Jennifer Henderson v. Deborah Johnson
This text of 634 F. App'x 199 (Jennifer Henderson v. Deborah Johnson) is published on Counsel Stack Legal Research, covering Court of Appeals for the Ninth Circuit primary law. Counsel Stack provides free access to over 12 million legal documents including statutes, case law, regulations, and constitutions.
Opinions
MEMORANDUM
Jennifer Lynn Henderson appeals the district court’s denial of her 28 U.S.C. § 2254 petition. We have jurisdiction pursuant to 28 U.S.C. § 1291. Reviewing the district court’s analysis de novo, we affirm. [200]*200Merolillo v. Yates, 663 F.3d 444, 453 (9th Cir.2011).
At Henderson’s trial, the trial court instructed the jury pursuant to jury instruction CALCRIM No. 376, which states that the jury could convict Henderson of murder if it found that she possessed the victim’s property along with some slight corroborating evidence. In People v. Prie-to, the California Supreme Court held that a nearly identical jury instruction in the context of a nontheft offense permitted the jury to draw inferences that did not flow “naturally” or “logically” from the evidence presented. 30 Cal.4th 226, 249, 133 Cal.Rptr.2d 18, 66 P.3d 1123 (2003), Under clearly established Supreme Court law, such an inference violates due process. See Francis v. Franklin, 471 U.S. 307, 314-15, 105 S.Ct. 1965, 85 L.Ed.2d 344 (1985) (“A permissive inference violates the Due Process Clause only if the suggested conclusion is not one that reason and common sense justify in light of the proven facts before the jury.”); see also Schwendeman v. Wallenstein, 971 F.2d 313, 316 (9th Cir.1992) (“[A] permissive inference jury instruction is constitutional so long as it can be said with substantial assurance that the inferred fact is more likely than not to flow from the proved fact on which it is made to depend.” (internal quotations marks omitted)).

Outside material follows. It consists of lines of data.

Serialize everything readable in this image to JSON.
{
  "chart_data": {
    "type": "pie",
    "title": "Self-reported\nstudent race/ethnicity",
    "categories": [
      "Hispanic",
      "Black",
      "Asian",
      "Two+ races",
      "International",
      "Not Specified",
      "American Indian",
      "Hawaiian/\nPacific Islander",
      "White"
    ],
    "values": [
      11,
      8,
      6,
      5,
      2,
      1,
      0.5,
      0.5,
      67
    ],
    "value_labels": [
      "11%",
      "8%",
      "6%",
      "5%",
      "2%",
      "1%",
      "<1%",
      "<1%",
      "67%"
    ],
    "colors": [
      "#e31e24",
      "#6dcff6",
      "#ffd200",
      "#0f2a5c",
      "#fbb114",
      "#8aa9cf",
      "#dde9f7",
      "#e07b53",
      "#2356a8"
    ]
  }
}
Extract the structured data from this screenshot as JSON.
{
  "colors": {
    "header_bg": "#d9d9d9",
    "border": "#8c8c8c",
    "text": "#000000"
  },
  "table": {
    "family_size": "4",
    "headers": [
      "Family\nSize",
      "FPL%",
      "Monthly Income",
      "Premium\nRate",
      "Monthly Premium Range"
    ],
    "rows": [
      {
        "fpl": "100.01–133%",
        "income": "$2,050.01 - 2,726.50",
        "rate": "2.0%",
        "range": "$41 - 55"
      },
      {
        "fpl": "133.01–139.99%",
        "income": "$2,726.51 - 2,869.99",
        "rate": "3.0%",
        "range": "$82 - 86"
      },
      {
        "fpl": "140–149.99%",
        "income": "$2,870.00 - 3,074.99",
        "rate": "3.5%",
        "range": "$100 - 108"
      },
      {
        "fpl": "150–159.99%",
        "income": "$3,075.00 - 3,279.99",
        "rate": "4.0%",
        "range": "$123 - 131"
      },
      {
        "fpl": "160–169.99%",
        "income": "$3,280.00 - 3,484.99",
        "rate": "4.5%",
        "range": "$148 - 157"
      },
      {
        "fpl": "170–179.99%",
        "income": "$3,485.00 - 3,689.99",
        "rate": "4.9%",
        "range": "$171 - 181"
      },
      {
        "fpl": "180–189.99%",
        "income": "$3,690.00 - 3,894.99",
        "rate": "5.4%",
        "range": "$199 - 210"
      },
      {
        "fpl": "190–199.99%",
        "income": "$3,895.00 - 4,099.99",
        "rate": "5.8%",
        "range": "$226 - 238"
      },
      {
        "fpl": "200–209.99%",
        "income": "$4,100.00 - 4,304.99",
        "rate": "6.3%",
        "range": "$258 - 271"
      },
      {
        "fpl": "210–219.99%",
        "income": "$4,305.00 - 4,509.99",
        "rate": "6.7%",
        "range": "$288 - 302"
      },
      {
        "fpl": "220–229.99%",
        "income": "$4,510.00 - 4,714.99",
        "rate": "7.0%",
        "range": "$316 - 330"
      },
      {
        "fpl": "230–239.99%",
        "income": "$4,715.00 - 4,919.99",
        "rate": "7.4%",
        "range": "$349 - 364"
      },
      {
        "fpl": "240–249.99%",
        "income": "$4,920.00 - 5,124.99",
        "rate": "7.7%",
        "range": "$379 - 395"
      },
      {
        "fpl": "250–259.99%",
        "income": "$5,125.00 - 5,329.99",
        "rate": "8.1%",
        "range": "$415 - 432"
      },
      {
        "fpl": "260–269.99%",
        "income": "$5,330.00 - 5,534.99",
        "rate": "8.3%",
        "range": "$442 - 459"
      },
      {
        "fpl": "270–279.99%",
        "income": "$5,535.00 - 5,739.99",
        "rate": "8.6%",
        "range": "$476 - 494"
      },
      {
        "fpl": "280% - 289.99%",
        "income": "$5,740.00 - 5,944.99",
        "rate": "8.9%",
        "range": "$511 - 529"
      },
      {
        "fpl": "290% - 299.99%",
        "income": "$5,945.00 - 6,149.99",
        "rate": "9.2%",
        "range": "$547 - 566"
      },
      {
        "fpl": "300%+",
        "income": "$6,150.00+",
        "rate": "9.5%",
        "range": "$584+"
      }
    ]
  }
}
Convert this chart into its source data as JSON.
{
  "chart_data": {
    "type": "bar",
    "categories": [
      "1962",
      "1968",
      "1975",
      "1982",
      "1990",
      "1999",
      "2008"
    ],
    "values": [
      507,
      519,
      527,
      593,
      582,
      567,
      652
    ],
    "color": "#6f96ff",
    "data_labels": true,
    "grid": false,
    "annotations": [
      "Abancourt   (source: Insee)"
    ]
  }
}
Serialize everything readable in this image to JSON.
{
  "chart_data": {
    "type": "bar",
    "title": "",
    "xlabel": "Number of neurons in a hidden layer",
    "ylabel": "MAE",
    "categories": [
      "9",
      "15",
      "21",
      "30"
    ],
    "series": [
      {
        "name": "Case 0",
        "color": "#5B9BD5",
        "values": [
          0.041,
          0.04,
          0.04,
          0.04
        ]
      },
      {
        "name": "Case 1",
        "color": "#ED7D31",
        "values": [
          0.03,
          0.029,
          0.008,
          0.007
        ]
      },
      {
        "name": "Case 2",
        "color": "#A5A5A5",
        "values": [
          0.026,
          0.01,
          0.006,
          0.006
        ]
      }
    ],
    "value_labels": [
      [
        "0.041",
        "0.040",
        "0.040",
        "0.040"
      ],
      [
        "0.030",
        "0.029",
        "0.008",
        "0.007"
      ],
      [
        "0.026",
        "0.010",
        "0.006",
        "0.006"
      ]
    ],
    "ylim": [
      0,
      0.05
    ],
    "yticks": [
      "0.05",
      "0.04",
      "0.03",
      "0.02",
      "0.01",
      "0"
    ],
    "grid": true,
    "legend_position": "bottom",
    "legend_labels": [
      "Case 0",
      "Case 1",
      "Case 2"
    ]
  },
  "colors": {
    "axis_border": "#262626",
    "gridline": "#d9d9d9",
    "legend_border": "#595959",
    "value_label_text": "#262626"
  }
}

In Henderson’s case, the California Court of Appeal, relying on Prieto, recognized that the trial court erred in instructing'the jury with CALCRIM No. 376 but then applied a nonconstitutional standard to evaluate whether the error was harmless. In other words, the Court of Appeal failed to recognize the instructional error was of constitutional magnitude; this error amounts to an unreasonable application of clearly established federal law. 28 U.S.C. § 2254(d)(1); Francis, 471 U.S. at 314-15, 105 S.Ct. 1965.
In light of the overwhelming evidence against Henderson and the insignificant role the stolen property evidence played at trial, however, we cannot say that the instructional error had a “substantial and injurious effect or influence” on the jury’s verdict. Brecht v. Abrahamson, 507 U.S. 619, 637-38, 113 S.Ct. 1710, 123 L.Ed.2d 353 (1993). The evidence against Henderson included: (1) testimony that Henderson brought her daughter to meet the Hawkses to put them at ease; (2) phone records showing that Henderson was in frequent contact with her husband while the power of attorney form was edited on their computer and on the day of the murder; (3) Henderson’s statements to relatives and a real estate agent before the murder that she was expecting to receive a large amount of money and a yacht; (4) Henderson’s involvement in post-crime actions of attempting to access the Hawkses’ bank account, orchestrating a sham sale of the yacht, and calling Thomas Hawks’s brother; and (5) evidence that Henderson was aware that her husband previously killed a man.
Therefore, we affirm the district court’s denial of Henderson’s 28 U.S.C. § 2254 petition.
AFFIRMED.1
This disposition is not appropriate for publication and is not precedent except as provided by 9th Cir. R. 36-3.